Britain’s new Northern Ireland Secretary Karen Bradley, in post since Jan 8, has given the five main parties a brief window to get a devolved administration up and running.
Previous rounds of exhaustive talks have floundered, with several deadlines having come and gone.
Bradley said that the parties had “one last opportunity” to reach an agreement with a “short, intense” burst of talks.
In the absence of an executive, the British province has been run by civil servants over the past 12 months.

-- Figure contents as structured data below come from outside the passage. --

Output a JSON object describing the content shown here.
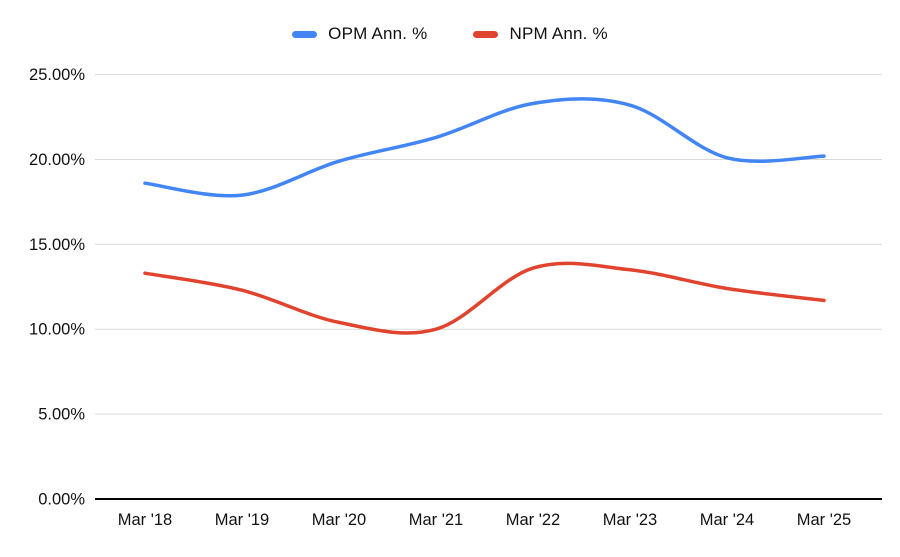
{
  "chart_data": {
    "type": "line",
    "title": "",
    "categories": [
      "Mar '18",
      "Mar '19",
      "Mar '20",
      "Mar '21",
      "Mar '22",
      "Mar '23",
      "Mar '24",
      "Mar '25"
    ],
    "series": [
      {
        "name": "OPM Ann. %",
        "color": "#4285F4",
        "values": [
          18.6,
          17.9,
          19.9,
          21.3,
          23.3,
          23.2,
          20.1,
          20.2
        ]
      },
      {
        "name": "NPM Ann. %",
        "color": "#E0442F",
        "values": [
          13.3,
          12.3,
          10.4,
          10.0,
          13.6,
          13.5,
          12.4,
          11.7
        ]
      }
    ],
    "xlabel": "",
    "ylabel": "",
    "ylim": [
      0,
      25
    ],
    "y_tick_values": [
      0,
      5,
      10,
      15,
      20,
      25
    ],
    "y_tick_labels": [
      "0.00%",
      "5.00%",
      "10.00%",
      "15.00%",
      "20.00%",
      "25.00%"
    ],
    "grid": true,
    "smooth": true,
    "legend_position": "top"
  },
  "colors": {
    "grid_line": "#d9d9d9",
    "zero_axis": "#000000",
    "tick_text": "#111111",
    "background": "#ffffff"
  }
}
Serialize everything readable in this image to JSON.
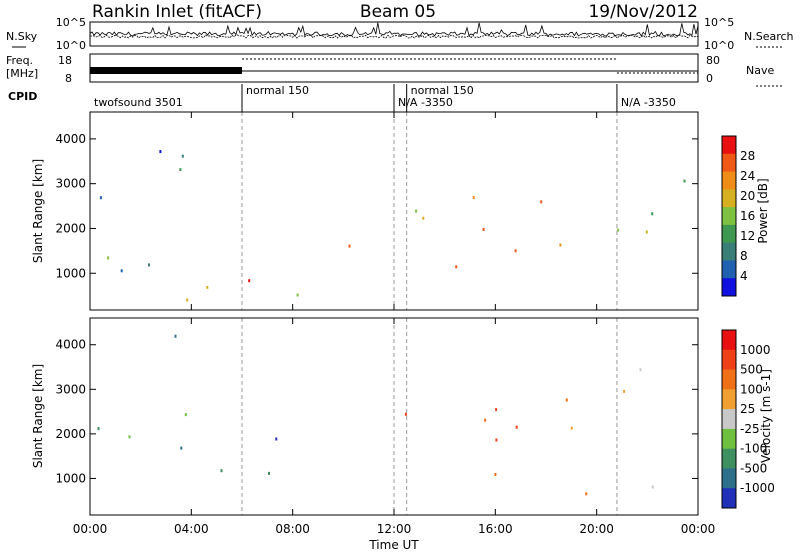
{
  "header": {
    "title": "Rankin Inlet (fitACF)",
    "beam": "Beam 05",
    "date": "19/Nov/2012"
  },
  "noise_panel": {
    "left_label": "N.Sky",
    "right_label": "N.Search",
    "left_ticks": [
      "10^5",
      "10^0"
    ],
    "right_ticks": [
      "10^5",
      "10^0"
    ]
  },
  "freq_panel": {
    "left_label_1": "Freq.",
    "left_label_2": "[MHz]",
    "right_label": "Nave",
    "left_ticks": [
      "18",
      "8"
    ],
    "right_ticks": [
      "80",
      "0"
    ]
  },
  "cpid": {
    "label": "CPID",
    "segments": [
      {
        "name": "twofsound 3501",
        "start": 0,
        "end": 6
      },
      {
        "name": "normal 150",
        "start": 6,
        "end": 12
      },
      {
        "name": "N/A -3350",
        "start": 12,
        "end": 12.5
      },
      {
        "name": "normal 150",
        "start": 12.5,
        "end": 20.8
      },
      {
        "name": "N/A -3350",
        "start": 20.8,
        "end": 24
      }
    ]
  },
  "chart_data": [
    {
      "type": "heatmap",
      "panel": "power",
      "ylabel": "Slant Range [km]",
      "xlabel": "Time UT",
      "xlim": [
        0,
        24
      ],
      "ylim": [
        180,
        4600
      ],
      "x_tick_labels": [
        "00:00",
        "04:00",
        "08:00",
        "12:00",
        "16:00",
        "20:00",
        "00:00"
      ],
      "y_ticks": [
        1000,
        2000,
        3000,
        4000
      ],
      "y_tick_labels": [
        "1000",
        "2000",
        "3000",
        "4000"
      ],
      "colorbar": {
        "label": "Power [dB]",
        "range": [
          0,
          32
        ],
        "tick_values": [
          4,
          8,
          12,
          16,
          20,
          24,
          28
        ],
        "tick_labels": [
          "4",
          "8",
          "12",
          "16",
          "20",
          "24",
          "28"
        ],
        "colors": [
          "#1010e0",
          "#2060b0",
          "#3a7e78",
          "#3e9850",
          "#7ec040",
          "#d6b020",
          "#f08c18",
          "#f05818",
          "#e81010"
        ]
      },
      "scatter_regions": [
        {
          "t0": 0.1,
          "t1": 6.0,
          "r0": 300,
          "r1": 2300,
          "db": 14
        },
        {
          "t0": 0.2,
          "t1": 5.5,
          "r0": 2300,
          "r1": 4300,
          "db": 9
        },
        {
          "t0": 6.0,
          "t1": 10.6,
          "r0": 500,
          "r1": 2300,
          "db": 24
        },
        {
          "t0": 12.0,
          "t1": 13.5,
          "r0": 1600,
          "r1": 2500,
          "db": 17
        },
        {
          "t0": 12.5,
          "t1": 20.5,
          "r0": 600,
          "r1": 2400,
          "db": 25
        },
        {
          "t0": 13.2,
          "t1": 19.0,
          "r0": 2100,
          "r1": 3300,
          "db": 21
        },
        {
          "t0": 20.8,
          "t1": 23.9,
          "r0": 600,
          "r1": 2100,
          "db": 24
        },
        {
          "t0": 20.8,
          "t1": 23.9,
          "r0": 2200,
          "r1": 3600,
          "db": 7
        }
      ]
    },
    {
      "type": "heatmap",
      "panel": "velocity",
      "ylabel": "Slant Range [km]",
      "xlabel": "Time UT",
      "xlim": [
        0,
        24
      ],
      "ylim": [
        180,
        4600
      ],
      "x_tick_labels": [
        "00:00",
        "04:00",
        "08:00",
        "12:00",
        "16:00",
        "20:00",
        "00:00"
      ],
      "y_ticks": [
        1000,
        2000,
        3000,
        4000
      ],
      "y_tick_labels": [
        "1000",
        "2000",
        "3000",
        "4000"
      ],
      "colorbar": {
        "label": "Velocity [m s-1]",
        "tick_labels": [
          "1000",
          "500",
          "100",
          "25",
          "-25",
          "-100",
          "-500",
          "-1000"
        ],
        "colors": [
          "#2030b8",
          "#2e6f8a",
          "#3e9060",
          "#70c040",
          "#c8c8c8",
          "#f0a030",
          "#f07018",
          "#f04018",
          "#e81010"
        ]
      },
      "scatter_regions": [
        {
          "t0": 0.1,
          "t1": 6.0,
          "r0": 300,
          "r1": 2300,
          "cls": 2
        },
        {
          "t0": 0.2,
          "t1": 5.5,
          "r0": 2300,
          "r1": 4300,
          "cls": 2
        },
        {
          "t0": 6.0,
          "t1": 10.6,
          "r0": 500,
          "r1": 2300,
          "cls": 1
        },
        {
          "t0": 12.0,
          "t1": 13.5,
          "r0": 1600,
          "r1": 2500,
          "cls": 6
        },
        {
          "t0": 12.5,
          "t1": 20.5,
          "r0": 600,
          "r1": 2400,
          "cls": 6
        },
        {
          "t0": 13.2,
          "t1": 19.0,
          "r0": 2100,
          "r1": 3300,
          "cls": 6
        },
        {
          "t0": 20.8,
          "t1": 23.9,
          "r0": 600,
          "r1": 2100,
          "cls": 3
        },
        {
          "t0": 20.8,
          "t1": 23.9,
          "r0": 2200,
          "r1": 3600,
          "cls": 4
        }
      ]
    }
  ]
}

Failure to make “rapid progress” will mean the British government will set a budget for the new financial year, while fresh elections to the Northern Ireland Assembly — last held in May 2016 and March 2017 — would also be considered.
Irish Foreign Minister Simon Coveney is facilitating the talks alongside Bradley.
The two largest parties, the pro-British Democratic Unionists (DUP) and Irish republicans Sinn Fein, are at loggerheads over some final sticking points.
As the largest parties from each side of Northern Ireland’s cultural divide, the Protestant, conservative DUP and Catholic leftists Sinn Fein are supposed to govern together under a power-sharing accord reached in 1998 to end three decades of violent conflict.